The following code shows how a component can handle an error in one of its child components and render an error state instead of crashing the app:

class KErrorBoundary(private val childComponent: Component) : KComponent() {

override fun ComponentScope.render(): Component? {
val errorState = useState<Exception?> { null }
useErrorBoundary { exception: Exception -> errorState.update(exception) }

errorState.value?.let {
return Column(style = Style.margin(all = 16.dp)) {
child(KDebugComponent(message = "KComponent's Error Boundary", throwable = it))
}
}

return childComponent
}
}

Re-throwing Errors​

An error boundary may choose to only handle certain classes of errors. You can re-throw an exception from within the useErrorBoundary hook so that it propagates up the component tree until it is either caught by another error boundary or hits the root and causes a crash. This is done by calling ComponentUtils.raise with your context and the exception.

Why not Try/Catch?​

You may be asking why all this additional infrastructure is necessary when you could just use try/catch. The problem is that there's no easily accessible place to wrap your component code using try/catch.

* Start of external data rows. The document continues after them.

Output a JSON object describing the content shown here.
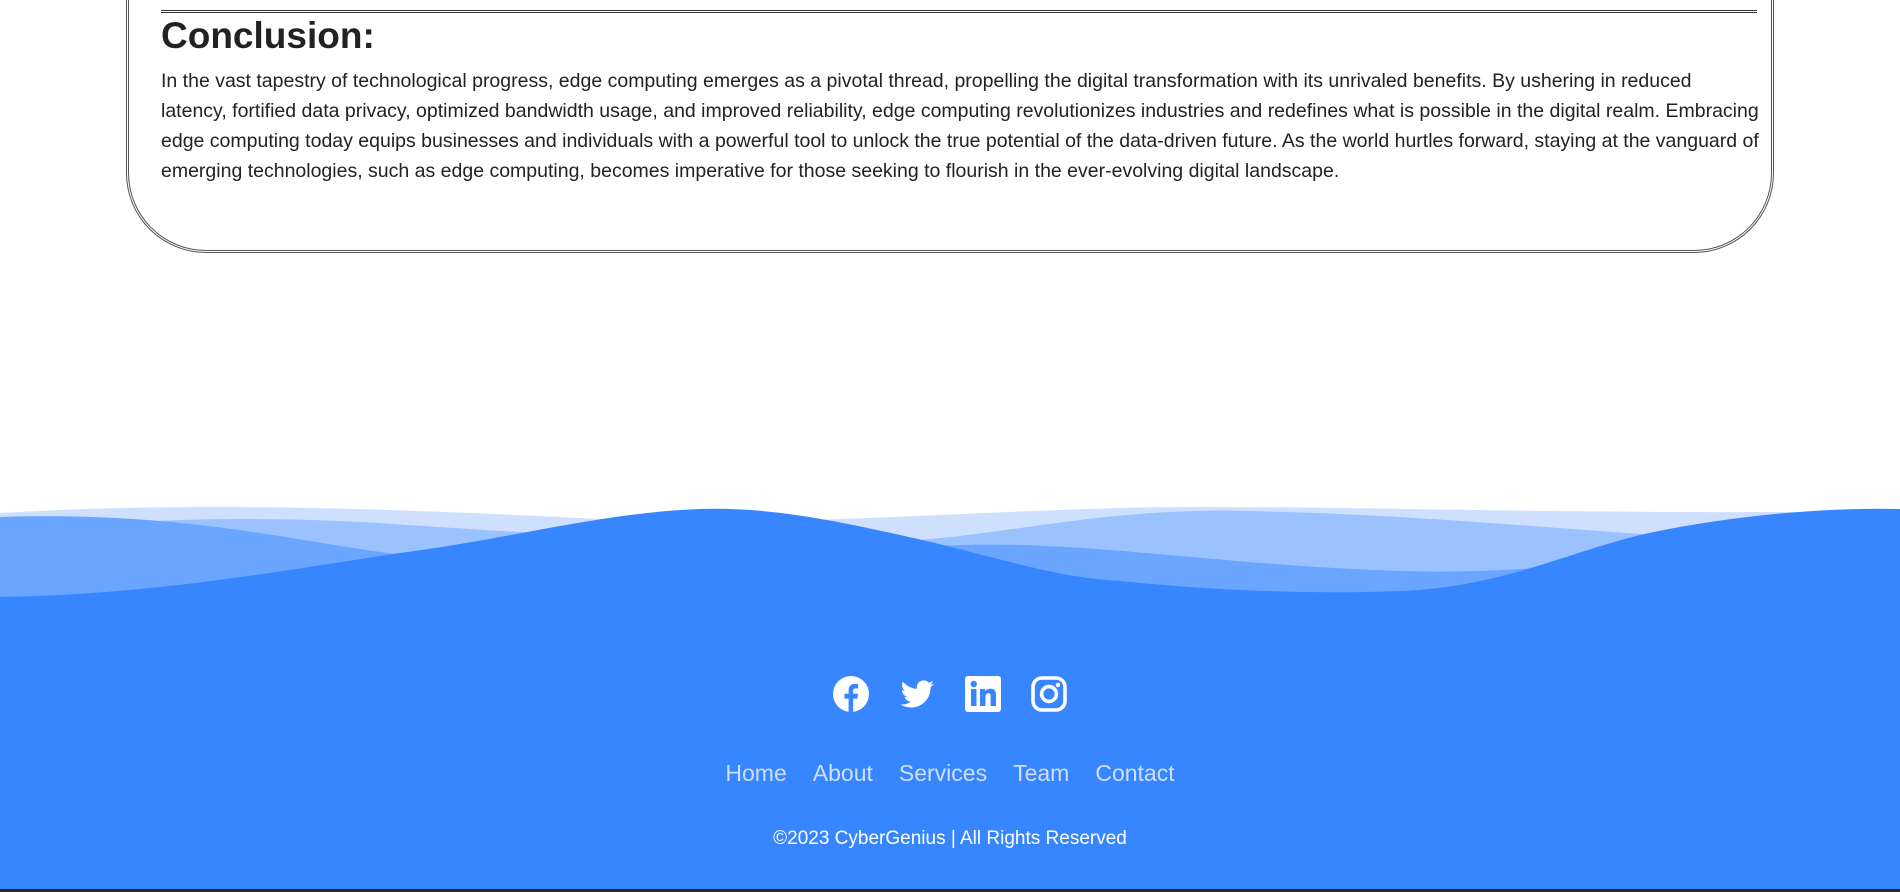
{
  "conclusion": {
    "heading": "Conclusion:",
    "body": "In the vast tapestry of technological progress, edge computing emerges as a pivotal thread, propelling the digital transformation with its unrivaled benefits. By ushering in reduced latency, fortified data privacy, optimized bandwidth usage, and improved reliability, edge computing revolutionizes industries and redefines what is possible in the digital realm. Embracing edge computing today equips businesses and individuals with a powerful tool to unlock the true potential of the data-driven future. As the world hurtles forward, staying at the vanguard of emerging technologies, such as edge computing, becomes imperative for those seeking to flourish in the ever-evolving digital landscape."
  },
  "footer": {
    "colors": {
      "primary": "#3886ff",
      "wave_mid": "#6aa5ff",
      "wave_light": "#9ac2ff",
      "wave_lightest": "#cfe0ff"
    },
    "social": [
      {
        "icon": "facebook-icon"
      },
      {
        "icon": "twitter-icon"
      },
      {
        "icon": "linkedin-icon"
      },
      {
        "icon": "instagram-icon"
      }
    ],
    "menu": [
      "Home",
      "About",
      "Services",
      "Team",
      "Contact"
    ],
    "copyright": "©2023 CyberGenius | All Rights Reserved"
  }
}
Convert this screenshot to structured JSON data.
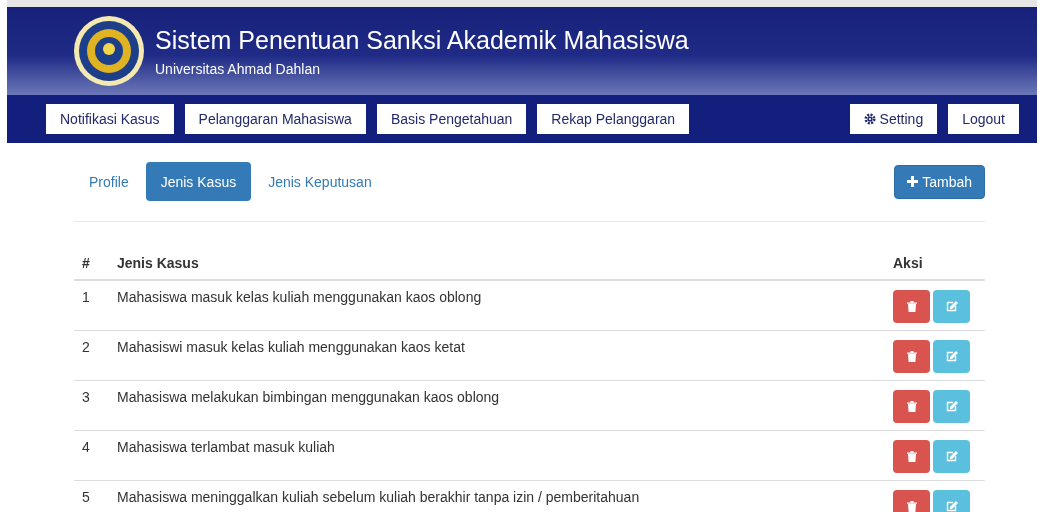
{
  "header": {
    "title": "Sistem Penentuan Sanksi Akademik Mahasiswa",
    "subtitle": "Universitas Ahmad Dahlan"
  },
  "nav": {
    "left": [
      {
        "label": "Notifikasi Kasus"
      },
      {
        "label": "Pelanggaran Mahasiswa"
      },
      {
        "label": "Basis Pengetahuan"
      },
      {
        "label": "Rekap Pelanggaran"
      }
    ],
    "right": [
      {
        "label": "Setting",
        "kind": "gear"
      },
      {
        "label": "Logout",
        "kind": "plain"
      }
    ]
  },
  "tabs": [
    {
      "label": "Profile",
      "selected": false
    },
    {
      "label": "Jenis Kasus",
      "selected": true
    },
    {
      "label": "Jenis Keputusan",
      "selected": false
    }
  ],
  "add_button": {
    "label": "Tambah"
  },
  "table": {
    "columns": [
      "#",
      "Jenis Kasus",
      "Aksi"
    ],
    "rows": [
      {
        "no": "1",
        "case": "Mahasiswa masuk kelas kuliah menggunakan kaos oblong"
      },
      {
        "no": "2",
        "case": "Mahasiswi masuk kelas kuliah menggunakan kaos ketat"
      },
      {
        "no": "3",
        "case": "Mahasiswa melakukan bimbingan menggunakan kaos oblong"
      },
      {
        "no": "4",
        "case": "Mahasiswa terlambat masuk kuliah"
      },
      {
        "no": "5",
        "case": "Mahasiswa meninggalkan kuliah sebelum kuliah berakhir tanpa izin / pemberitahuan"
      }
    ]
  }
}
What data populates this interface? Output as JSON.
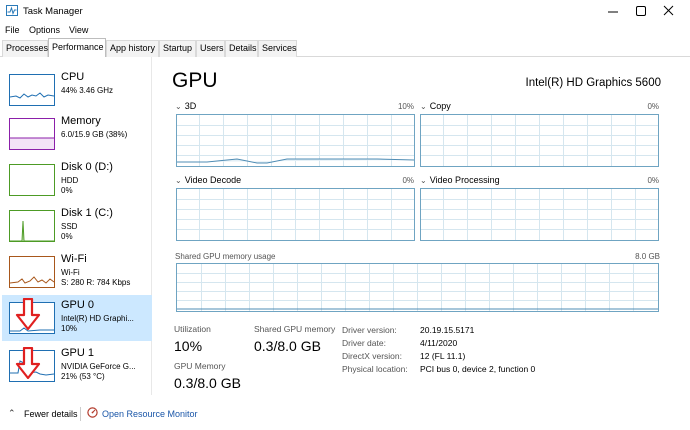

The following snippet shows the use of try/catch:

class KIncorrectErrorHandlingComponent : KComponent() {

override fun ComponentScope.render(): Component {
// This implementation won't work - you need to implement error boundary with useErrorBoundary
// hook instead.
return try {
// PossiblyCrashingSubTitleComponent can crash
PossiblyCrashingSubTitleComponent.create(context).subtitle("example").build()
} catch (e: Exception) {
// error handling code
KDebugComponent(message = "Error Component", throwable = e)
}
}
}

When using try/catch (as in the above code), if PossiblyCrashingSubTitleComponent throws an exception in onCreateLayout, it wouldn't be caught! The reason for this is that you are just returning a declaration of your layout here and don't actually execute any code.

This is the responsibility of the Litho framework, hence the need to provide higher-level infrastructure to give access to those errors.